Ouargla, la capitale de l'”or noir” en Algérie, fait fuir les investisseurs et rebute les prétendants qui veulent y implanter des projets industriels. Et pour cause, sa seule et principale zone industrielle connait un état de délabrement très alarmant. Le foncier industriel, recherché désespérément dans les autres régions du pays, est saccagé et détruit sous les yeux des autorités locales et du ministère de l’Industrie d’Abdesslam Bouchouareb qui ne bouge nullement le petit doigt pour arrêter ce “massacre”.

Les photos parlent d’elles-mêmes. Des hangars pillés, des locaux détruits, des anciennes usines et entreprises entièrement ruinées, la zone industrielle située au coeur de la ville d’Ouargla, à la rue de Ghardaïa plus précisément, est le parfait symbole de la faillite de la gouvernance économique de notre pays. Naguère avec ses entreprises comme Enaditex, Etrapmo, ONACO,  Enafroid ou Sonitex, cette zone procurait du travail à des milliers de personnes lançant ainsi le développement économique en plein coeur du Sahara algérien. Aujourd’hui, malheureusement, cette zone se vide de ses entreprises et n’attire aucun investisseur en raison de son délabrement. Une situation catastrophique causée par la mauvaise gouvernance locale et une direction de l’Industrie à laquelle personne ne demande des comptes.

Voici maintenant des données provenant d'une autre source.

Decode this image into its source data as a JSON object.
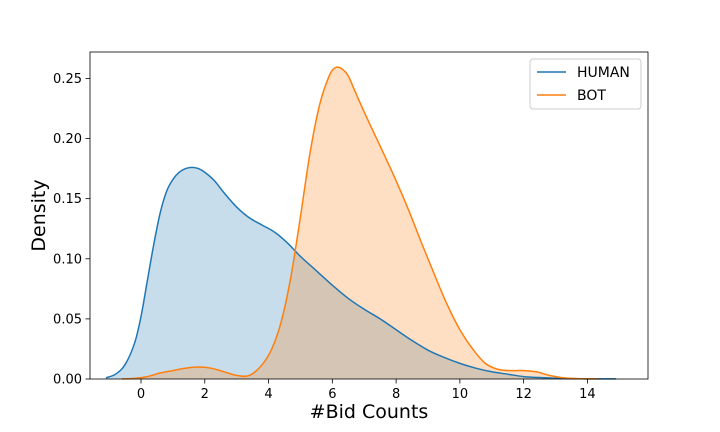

Ni routes bitumées, ni infrastructures dignes de ce nom, ni équipements publics pour revaloriser cette zone, l’abandon est total. Un gâchis qui intervient au moment où le gouvernement essaie de nous faire croire qu’il veut réindustrialiser le pays pour se libérer de la dépendance vis-à-vis du pétrole en pleine crise financière. Des vœux pieux. Rappelons enfin que l’Algérie dispose actuellement de 72 zones industrielles couvrant une superficie de plus 12 000 hectares. En 2012, 87,703 milliards DA, à savoir près de 870 millions de dollars, ont été débloqués pour aménager et gérer 42 nouvelles zones industrielles. Jusqu’à aujourd’hui, on ne sait toujours pas comment tout cet argent a été utilisé, géré et investi. Monsieur Abdesslam Bouchouareb  vend aux entreprises de nouvelles zones industrielles alors que les anciennes demeurent inexploitées et abandonnées. Une situation qui soulève de nombreuses interrogations sur la transparence de la gestion du foncier industriel de notre pays.